The Nigerian Exchange (NGX) Limited is seeking review of the controversial Capital Gains Tax increase, fearing it will chase away foreign investors from the country’s capital market.

Nigeria’s new tax regime, which takes effect from January 1, 2026, represents one of the most significant changes to Nigeria’s tax system in recent years.

Under the new rules, the flat 10 per cent Capital Gains Tax rate has been replaced by progressive income tax rates ranging from zero to 30 per cent, depending on an investor’s overall income or profit level while large corporate investors will see the top rate reduced to 25 per cent as part of a wider corporate tax reform.

The chief executive of NGX, Mr Jude Chiemeka, said in a Bloomberg interview in Kigali, Rwanda that there should be a “removal of the capital gains tax completely, or perhaps deferring it for five years.”

According to him, Nigeria, having a higher Capital Gains Tax, will make investors redirect asset allocation to frontier markets and “countries that have less tax.”

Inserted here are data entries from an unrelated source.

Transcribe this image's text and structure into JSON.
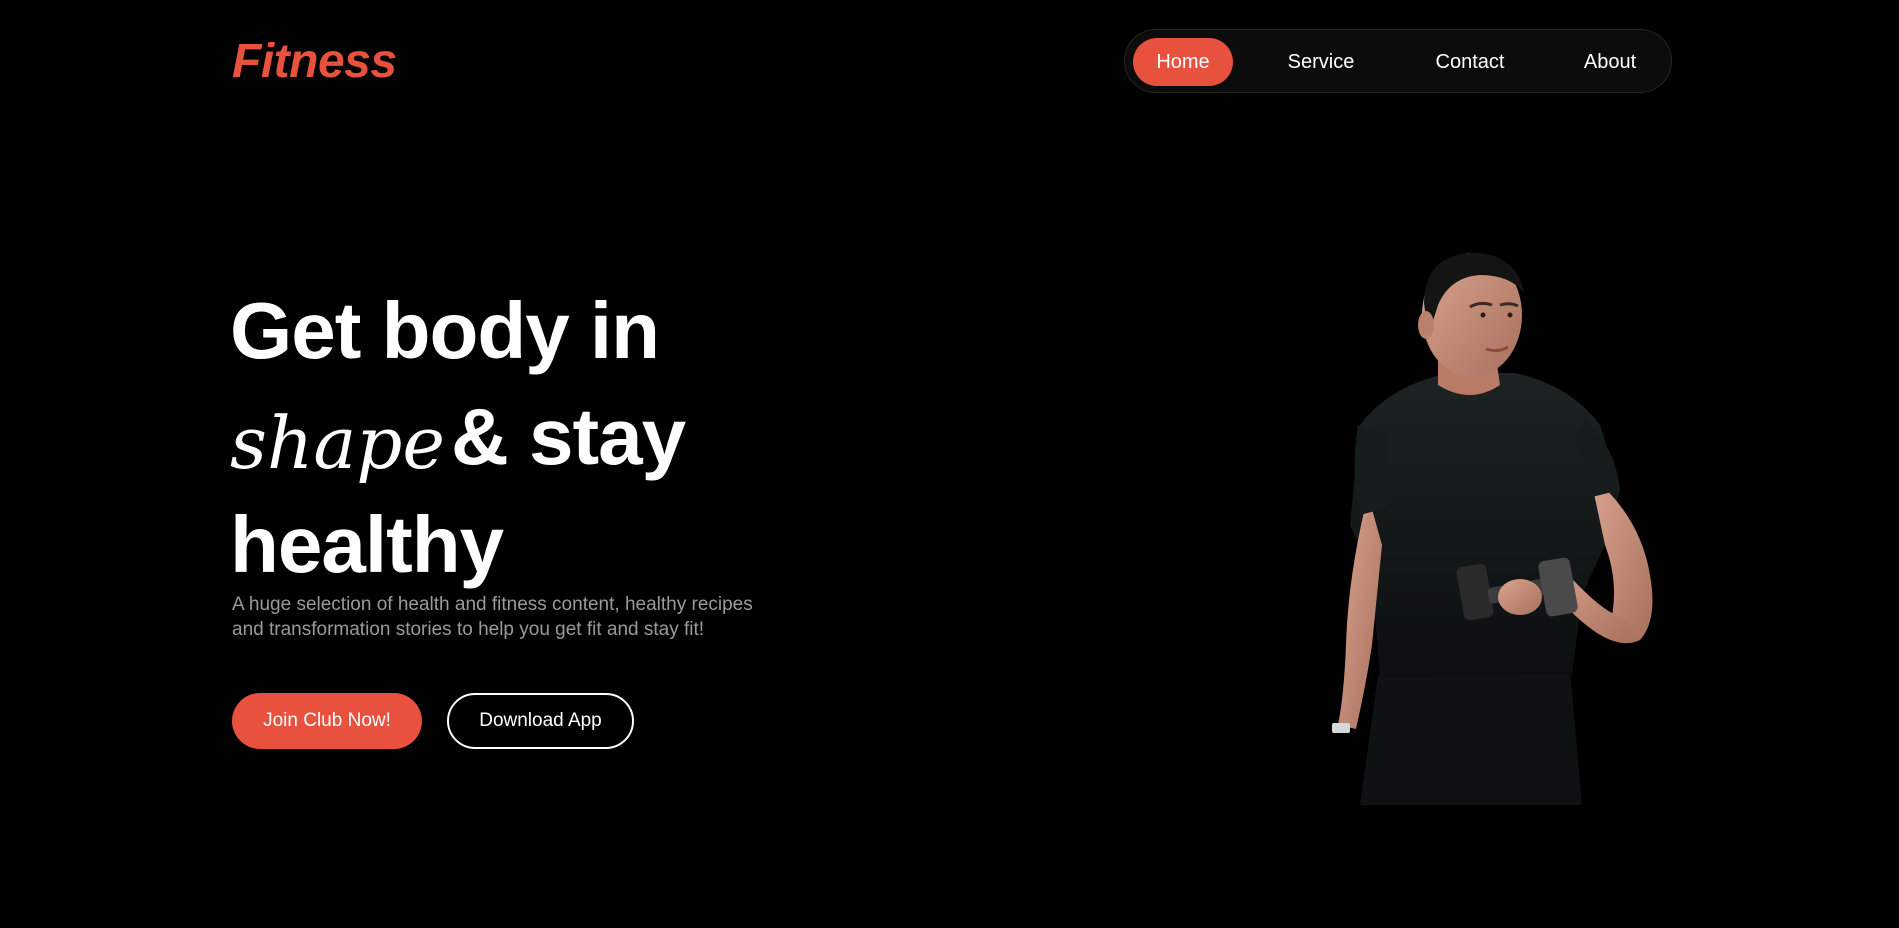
{
  "brand": {
    "logo": "Fitness",
    "accent_color": "#e8513e"
  },
  "nav": {
    "items": [
      {
        "label": "Home",
        "active": true
      },
      {
        "label": "Service",
        "active": false
      },
      {
        "label": "Contact",
        "active": false
      },
      {
        "label": "About",
        "active": false
      }
    ]
  },
  "hero": {
    "title_line1": "Get body in",
    "title_script": "shape",
    "title_line2_rest": "& stay",
    "title_line3": "healthy",
    "subtitle_line1": "A huge selection of health and fitness content, healthy recipes",
    "subtitle_line2": "and transformation stories to help you get fit and stay fit!",
    "primary_button": "Join Club Now!",
    "secondary_button": "Download App"
  }
}
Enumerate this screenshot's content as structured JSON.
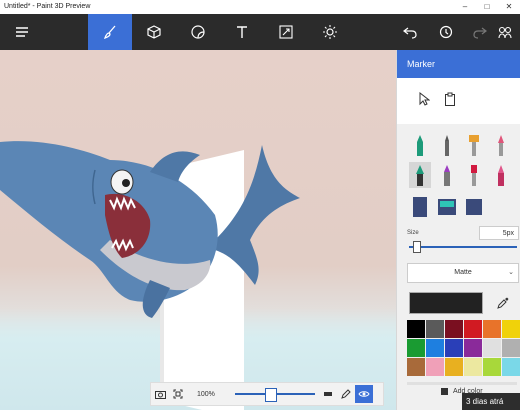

“From a capital flow perspective, we should be concerned because all these international portfolio managers that invest across frontier markets will certainly go to where the cost of investing is not so burdensome,” the CEO said, as per Bloomberg. “That is really the angle one will look at it from.”

Meanwhile, the policy has been defended by the chairman of the Presidential Fiscal Policy and Tax Reforms Committee, Mr Taiwo Oyedele, who noted that the new tax will make investing in the capital market more attractive by reducing risks, promoting fairness, and simplifying compliance.

He noted that the framework allows investors to deduct legitimate costs such as brokerage fees, regulatory charges, realised capital losses, margin interest, and foreign exchange losses directly tied to investments, thereby ensuring that they are not taxed when operating at a loss.

Mr Oyedele  also said the reforms introduced a more inclusive approach to taxation by exempting several categories of investors and transactions.